Java 8: Secure the train
2013/04/18 08:48:37 -07:00

Security vulnerabilities related to Java running inside web browsers have lately received a lot of public attention. Here at Oracle we’ve mounted an intense effort to address those issues in a series of critical-patch update releases, the most recent of which we posted earlier this week. We’ve also upgraded our development processes to increase the level of scrutiny applied to new code, so that new code doesn’t introduce new vulnerabilities.

Maintaining the security of the Java Platform always takes priority over developing new features, and so these efforts have inevitably taken engineers away from working on Java 8. It’s one of the reasons why some features slipped past Milestone 6 (M6), our original Feature-Complete target at the end of January.

Looking ahead, Oracle is committed to continue fixing security issues at an accelerated pace, to enhance the Java security model, and to introduce new security features. This work will require more engineer hours than we can free up by dropping features from Java 8 or otherwise reducing the scope of the release at this stage.

As a consequence of this renewed focus on security the Java 8 schedule, with a GA release in early September, is no longer achievable.

Status As I’ve previously written, the most important work that slipped past M6 is related to Project Lambda, the sole driving feature of the release. We integrated the language and VM changes for Lambda late last year, but between all the moving parts involved and the security work it’s taken a bit longer than expected to put the finishing touches on the stream API and the related core-libraries enhancements (JEPs 107 and 109). Our best estimate right now is that we can finish this work by early May, about three months later than planned.

The other features that slipped past M6 are not release drivers, so in theory we could just drop them from the release, but if Lambda needs more time then there’s no point in doing that.

Alternatives So, what to do? There are many options; let’s look at a few of them.

  • Drop Lambda from the release in order to maintain the current schedule, with a GA release in early September.

If we drop Lambda then the remaining features are interesting but not, taken as a whole, very compelling. A Lambda-less release this year would hence be unlikely to gain wide adoption, so why bother? Lambda itself would not be available until 2016, assuming we maintain the two-year cadence that I’ve previously suggested. I don’t think anybody wants to wait that long.

  • Retain Lambda but reduce the time available for feedback and testing in order to maintain the schedule.

If we sacrifice quality in order to maintain the schedule then we’ll almost certainly repeat the well-worn mistakes of the past, carving incomplete language changes and API designs into virtual stone where millions of developers will have to work around their flaws for years to come until those features—or the entire Platform—are replaced by something new.

With Lambda nearly complete, I don’t think it makes sense to delay its release. Beyond that, finishing Jigsaw would likely require more than a year’s delay, for reasons I’ve previously given and because key members of the Jigsaw team at Oracle have lately spent a lot of time working on security issues.

Hold the train I think the least-bad option is this:

  • Slip the schedule just enough to finish Lambda, and ship the release after it’s thoroughly reviewed and tested.

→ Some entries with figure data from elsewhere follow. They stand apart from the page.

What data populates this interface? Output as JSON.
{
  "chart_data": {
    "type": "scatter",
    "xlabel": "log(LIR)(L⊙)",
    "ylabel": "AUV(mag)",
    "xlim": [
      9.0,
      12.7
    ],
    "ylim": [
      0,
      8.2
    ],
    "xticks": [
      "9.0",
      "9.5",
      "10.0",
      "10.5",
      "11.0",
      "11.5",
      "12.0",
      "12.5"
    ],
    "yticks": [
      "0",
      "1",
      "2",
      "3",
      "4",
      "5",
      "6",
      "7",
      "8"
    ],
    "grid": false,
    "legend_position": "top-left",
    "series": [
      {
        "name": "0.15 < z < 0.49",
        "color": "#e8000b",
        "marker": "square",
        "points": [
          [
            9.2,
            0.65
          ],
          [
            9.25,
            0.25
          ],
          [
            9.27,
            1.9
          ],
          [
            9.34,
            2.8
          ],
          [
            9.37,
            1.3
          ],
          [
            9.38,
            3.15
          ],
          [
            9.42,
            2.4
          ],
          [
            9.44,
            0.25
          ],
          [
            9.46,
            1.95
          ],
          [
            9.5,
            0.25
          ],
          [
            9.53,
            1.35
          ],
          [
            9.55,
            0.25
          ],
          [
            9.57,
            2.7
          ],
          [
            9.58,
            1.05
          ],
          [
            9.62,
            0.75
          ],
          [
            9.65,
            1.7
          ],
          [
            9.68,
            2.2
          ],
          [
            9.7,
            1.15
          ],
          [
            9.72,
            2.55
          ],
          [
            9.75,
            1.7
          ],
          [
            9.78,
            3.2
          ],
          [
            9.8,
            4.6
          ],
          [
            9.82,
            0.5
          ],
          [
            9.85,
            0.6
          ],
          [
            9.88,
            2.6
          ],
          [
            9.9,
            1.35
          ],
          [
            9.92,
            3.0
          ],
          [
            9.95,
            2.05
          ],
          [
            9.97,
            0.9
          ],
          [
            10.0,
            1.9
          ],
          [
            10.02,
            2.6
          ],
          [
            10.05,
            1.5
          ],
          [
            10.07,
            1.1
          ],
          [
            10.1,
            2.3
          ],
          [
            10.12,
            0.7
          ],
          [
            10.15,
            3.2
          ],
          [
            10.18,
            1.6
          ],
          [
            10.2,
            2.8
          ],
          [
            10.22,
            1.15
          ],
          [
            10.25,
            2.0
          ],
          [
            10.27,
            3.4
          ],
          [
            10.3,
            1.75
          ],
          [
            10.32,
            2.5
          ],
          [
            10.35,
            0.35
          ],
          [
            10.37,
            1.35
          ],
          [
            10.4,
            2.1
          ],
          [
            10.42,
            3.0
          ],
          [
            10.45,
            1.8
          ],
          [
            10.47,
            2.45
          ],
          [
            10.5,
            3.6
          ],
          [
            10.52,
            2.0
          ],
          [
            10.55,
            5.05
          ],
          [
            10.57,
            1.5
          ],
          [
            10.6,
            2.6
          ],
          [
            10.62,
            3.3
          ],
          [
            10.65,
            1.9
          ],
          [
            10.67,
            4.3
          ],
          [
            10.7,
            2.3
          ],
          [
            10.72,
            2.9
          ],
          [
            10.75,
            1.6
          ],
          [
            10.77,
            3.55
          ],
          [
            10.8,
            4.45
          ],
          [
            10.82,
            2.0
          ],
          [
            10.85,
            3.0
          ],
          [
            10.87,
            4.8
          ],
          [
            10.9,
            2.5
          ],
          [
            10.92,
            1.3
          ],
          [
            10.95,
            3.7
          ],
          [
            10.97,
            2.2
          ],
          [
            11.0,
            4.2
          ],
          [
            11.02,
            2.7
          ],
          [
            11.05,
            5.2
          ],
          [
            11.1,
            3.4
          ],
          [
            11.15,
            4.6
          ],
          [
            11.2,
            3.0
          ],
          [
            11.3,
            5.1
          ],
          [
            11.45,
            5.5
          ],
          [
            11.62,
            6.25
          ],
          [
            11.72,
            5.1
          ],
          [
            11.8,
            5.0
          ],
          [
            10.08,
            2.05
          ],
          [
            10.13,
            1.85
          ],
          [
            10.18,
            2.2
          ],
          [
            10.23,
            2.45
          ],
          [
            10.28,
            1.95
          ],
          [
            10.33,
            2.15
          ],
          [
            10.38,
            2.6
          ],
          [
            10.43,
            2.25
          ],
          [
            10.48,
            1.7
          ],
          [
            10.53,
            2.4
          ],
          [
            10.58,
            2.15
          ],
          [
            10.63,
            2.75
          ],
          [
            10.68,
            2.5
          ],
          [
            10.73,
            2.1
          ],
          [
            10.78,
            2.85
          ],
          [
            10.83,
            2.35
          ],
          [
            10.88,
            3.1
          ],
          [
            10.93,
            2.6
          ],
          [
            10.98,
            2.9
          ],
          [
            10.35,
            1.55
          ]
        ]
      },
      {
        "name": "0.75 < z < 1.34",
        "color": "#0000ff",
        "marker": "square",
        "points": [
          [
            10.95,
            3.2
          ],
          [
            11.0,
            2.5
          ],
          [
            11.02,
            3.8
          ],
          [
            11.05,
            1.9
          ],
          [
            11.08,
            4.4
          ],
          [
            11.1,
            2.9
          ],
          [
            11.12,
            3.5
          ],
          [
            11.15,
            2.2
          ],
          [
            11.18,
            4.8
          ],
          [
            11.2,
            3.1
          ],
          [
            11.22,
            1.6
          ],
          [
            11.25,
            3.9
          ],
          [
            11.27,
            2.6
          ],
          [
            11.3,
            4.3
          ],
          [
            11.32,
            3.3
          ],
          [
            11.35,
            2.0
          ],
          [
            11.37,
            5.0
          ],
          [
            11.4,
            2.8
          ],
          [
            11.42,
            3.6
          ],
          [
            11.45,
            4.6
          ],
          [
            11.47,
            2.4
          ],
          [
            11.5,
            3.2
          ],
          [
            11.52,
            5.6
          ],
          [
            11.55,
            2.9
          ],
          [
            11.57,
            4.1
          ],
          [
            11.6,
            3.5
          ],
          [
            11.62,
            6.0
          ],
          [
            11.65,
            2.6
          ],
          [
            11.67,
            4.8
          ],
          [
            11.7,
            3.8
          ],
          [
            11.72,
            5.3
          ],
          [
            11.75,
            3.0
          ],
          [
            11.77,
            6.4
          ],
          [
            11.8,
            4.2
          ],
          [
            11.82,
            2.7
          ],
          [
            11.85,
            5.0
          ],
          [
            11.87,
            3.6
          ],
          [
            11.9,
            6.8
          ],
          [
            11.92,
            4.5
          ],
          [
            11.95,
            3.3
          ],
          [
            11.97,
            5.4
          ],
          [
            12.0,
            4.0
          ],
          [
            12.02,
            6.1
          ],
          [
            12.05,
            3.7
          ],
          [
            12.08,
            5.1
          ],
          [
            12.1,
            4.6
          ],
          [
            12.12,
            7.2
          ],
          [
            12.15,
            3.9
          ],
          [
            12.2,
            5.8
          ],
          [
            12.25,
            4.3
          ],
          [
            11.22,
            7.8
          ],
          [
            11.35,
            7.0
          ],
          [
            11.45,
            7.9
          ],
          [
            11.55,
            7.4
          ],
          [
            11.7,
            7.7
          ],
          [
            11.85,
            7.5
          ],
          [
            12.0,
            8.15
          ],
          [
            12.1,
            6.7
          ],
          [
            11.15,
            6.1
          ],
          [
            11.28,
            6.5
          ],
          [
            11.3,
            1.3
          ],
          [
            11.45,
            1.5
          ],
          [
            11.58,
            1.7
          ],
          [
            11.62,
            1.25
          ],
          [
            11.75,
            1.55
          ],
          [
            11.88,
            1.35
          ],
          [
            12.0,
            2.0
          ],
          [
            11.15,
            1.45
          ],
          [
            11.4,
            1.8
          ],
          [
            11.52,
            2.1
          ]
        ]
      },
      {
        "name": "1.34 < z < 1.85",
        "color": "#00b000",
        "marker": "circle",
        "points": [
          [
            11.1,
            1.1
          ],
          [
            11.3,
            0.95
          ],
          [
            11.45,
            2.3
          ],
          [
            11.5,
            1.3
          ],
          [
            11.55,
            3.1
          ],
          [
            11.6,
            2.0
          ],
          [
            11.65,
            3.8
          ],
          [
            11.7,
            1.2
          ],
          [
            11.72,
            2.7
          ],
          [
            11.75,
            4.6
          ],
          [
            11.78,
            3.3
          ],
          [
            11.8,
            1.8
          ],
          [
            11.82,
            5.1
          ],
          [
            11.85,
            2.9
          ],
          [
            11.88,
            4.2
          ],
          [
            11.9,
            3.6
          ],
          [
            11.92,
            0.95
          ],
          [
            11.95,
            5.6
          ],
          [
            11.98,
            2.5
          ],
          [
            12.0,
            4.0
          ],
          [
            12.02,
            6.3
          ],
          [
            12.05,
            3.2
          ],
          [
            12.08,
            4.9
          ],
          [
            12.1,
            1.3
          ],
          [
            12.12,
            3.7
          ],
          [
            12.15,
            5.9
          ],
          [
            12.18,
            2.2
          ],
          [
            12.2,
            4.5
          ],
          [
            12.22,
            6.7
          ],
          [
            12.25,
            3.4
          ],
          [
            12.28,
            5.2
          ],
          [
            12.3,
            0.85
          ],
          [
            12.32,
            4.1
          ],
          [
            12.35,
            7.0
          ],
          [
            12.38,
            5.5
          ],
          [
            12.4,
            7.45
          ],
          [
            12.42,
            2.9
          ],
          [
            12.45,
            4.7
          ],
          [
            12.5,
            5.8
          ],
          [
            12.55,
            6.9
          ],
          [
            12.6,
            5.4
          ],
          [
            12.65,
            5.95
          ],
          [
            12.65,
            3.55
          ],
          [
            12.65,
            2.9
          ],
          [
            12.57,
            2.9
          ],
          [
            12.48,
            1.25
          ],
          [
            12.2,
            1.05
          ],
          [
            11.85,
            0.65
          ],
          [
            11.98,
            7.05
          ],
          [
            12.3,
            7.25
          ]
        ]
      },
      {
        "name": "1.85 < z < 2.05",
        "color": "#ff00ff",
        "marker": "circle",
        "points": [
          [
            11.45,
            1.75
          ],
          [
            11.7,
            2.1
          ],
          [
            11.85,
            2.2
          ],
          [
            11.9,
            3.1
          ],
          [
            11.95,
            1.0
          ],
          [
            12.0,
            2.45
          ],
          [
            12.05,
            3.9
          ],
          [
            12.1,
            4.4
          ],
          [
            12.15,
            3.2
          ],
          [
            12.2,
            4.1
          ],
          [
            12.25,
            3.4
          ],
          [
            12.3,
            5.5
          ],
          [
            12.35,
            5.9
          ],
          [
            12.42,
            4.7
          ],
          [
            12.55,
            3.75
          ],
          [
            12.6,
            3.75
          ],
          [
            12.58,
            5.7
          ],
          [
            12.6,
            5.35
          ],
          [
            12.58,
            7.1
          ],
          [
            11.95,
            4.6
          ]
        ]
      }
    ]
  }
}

If we can finish the remaining design and development work by early May then we should be able to test and stabilize the build over the summer and ship a solid Developer Preview release in early September.

To settle on a new GA date for Java 8 requires a bit more planning work, but my expectation is that we’d be able to ship the release in the first quarter of 2014.

That is, of course, more than a three-month slip from the current GA date in early September. At this point we’re not confident that we could be ready for a GA release in November, and experience has shown that it’s almost always a bad idea to try to ship a major software release in December, so that pushes the GA date well into the first quarter.

This option would not open the gates for a flood of new features in Java 8, nor would it permit the scope of existing features to grow without bound. We’d likely add a select few additional features, especially in areas related to security. In general, however, we’d use the additional time to stabilize, polish, and fine-tune the features that we already have rather than add a bunch of new ones. We’ve been down that latter road before, and it’s long and ugly.

Is this the best possible course of action? I think it’s better than the alternatives, but I’m open to suggestions. In the meantime I’m going to ask the same question of the Java SE 8 Expert Group and of the contributors to the Reference Implementation in the JDK 8 Project.

Features vs. schedule I’ve previously argued that it’s best to structure the Java development process as a continuous pipeline of innovation that’s only loosely coupled to a regular, rhythmic release process. If a major feature misses its intended release train then that’s unfortunate but it’s not the end of the world: It will be on the next train, which will also leave at a predictable time.

I still think that’s a good general policy. Adhering strictly to it in this case, however, would mean that we’d take the first option above—i.e., drop Lambda and stick to the schedule—which I strongly doubt anyone actually wants. An exception to the general policy is therefore well justified.

If we adopt my proposal above then we should be able to complete the browser-related security work to which we’ve committed and then resume a regular two-year release cadence, with Java 8 due in early 2014 and Java 9 in early 2016.